Sareena memilah lembar demi lembar dedaunan hijau beraneka ukuran dan bentuk di atas nyiru. Tangannya sibuk bekerja tetapi matanya sesekali mengamati kumpulan anak-anak remaja tanggung yang sedang berkumpul nongkrong di atas sepeda motor diparkir di bawah pohon rindang. Kumpulan anak remaja laki-laki dan perempuan itu sedang riuh bercanda dan ada juga yang lebih memilih bermain dengan benda pipih persegi yang tak bosan-bosan mereka usap juga pandangi. Tentu saja Sareena hanya bisa memandang obyek perhatiannya melalui jendela kecil di gubuk tersebut.

"Apa yang sedang kamu lamunkan, Sareena?" Suara serak seorang pria renta membuyarkan fokusnya. 

Seketika Sareena menoleh ke sumber suara.

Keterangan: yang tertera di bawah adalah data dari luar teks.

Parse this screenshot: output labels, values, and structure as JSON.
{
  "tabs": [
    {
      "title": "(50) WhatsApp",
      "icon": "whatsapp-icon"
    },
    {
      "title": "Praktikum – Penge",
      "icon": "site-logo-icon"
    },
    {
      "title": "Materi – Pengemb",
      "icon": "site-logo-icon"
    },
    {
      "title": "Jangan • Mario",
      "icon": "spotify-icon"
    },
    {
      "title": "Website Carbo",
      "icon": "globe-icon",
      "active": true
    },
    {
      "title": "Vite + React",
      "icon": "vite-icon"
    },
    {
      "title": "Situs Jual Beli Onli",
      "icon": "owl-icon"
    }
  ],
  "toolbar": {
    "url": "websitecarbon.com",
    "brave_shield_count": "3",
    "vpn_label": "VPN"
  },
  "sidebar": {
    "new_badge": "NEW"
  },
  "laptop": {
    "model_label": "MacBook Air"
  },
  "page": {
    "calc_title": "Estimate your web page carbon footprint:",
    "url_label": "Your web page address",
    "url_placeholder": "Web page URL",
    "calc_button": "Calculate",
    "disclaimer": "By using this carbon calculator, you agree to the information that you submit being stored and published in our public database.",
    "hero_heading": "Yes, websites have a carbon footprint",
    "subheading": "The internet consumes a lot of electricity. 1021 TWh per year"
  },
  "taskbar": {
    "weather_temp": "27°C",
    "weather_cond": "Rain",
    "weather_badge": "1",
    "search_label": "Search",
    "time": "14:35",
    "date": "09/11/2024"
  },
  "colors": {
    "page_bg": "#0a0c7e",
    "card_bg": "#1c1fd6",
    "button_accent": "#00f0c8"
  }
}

Seorang pria tua berumur hampir tujuh puluhan keluar dari bilik tidurnya. Kakek itu memiliki fitur wajah lembut dan penuh karisma. Jejak ketampanan masih membekas di wajah itu takbisa ditutupi sepenuhnya oleh kerutan-kerutan usia senja.

Kai Madjid biasa orang-orang memanggilnya. Kai adalah sebutan untuk kakek yang diambil dari bahasa suku Bare’e yang berdiam di pulau Sulawesi bagian tengah. Konon Kai Madjid meninggalkan tanah asalnya saat masih muda, berpindah dari satu daerah ke daerah lain hingga menetap di dusun Pekasan ini. 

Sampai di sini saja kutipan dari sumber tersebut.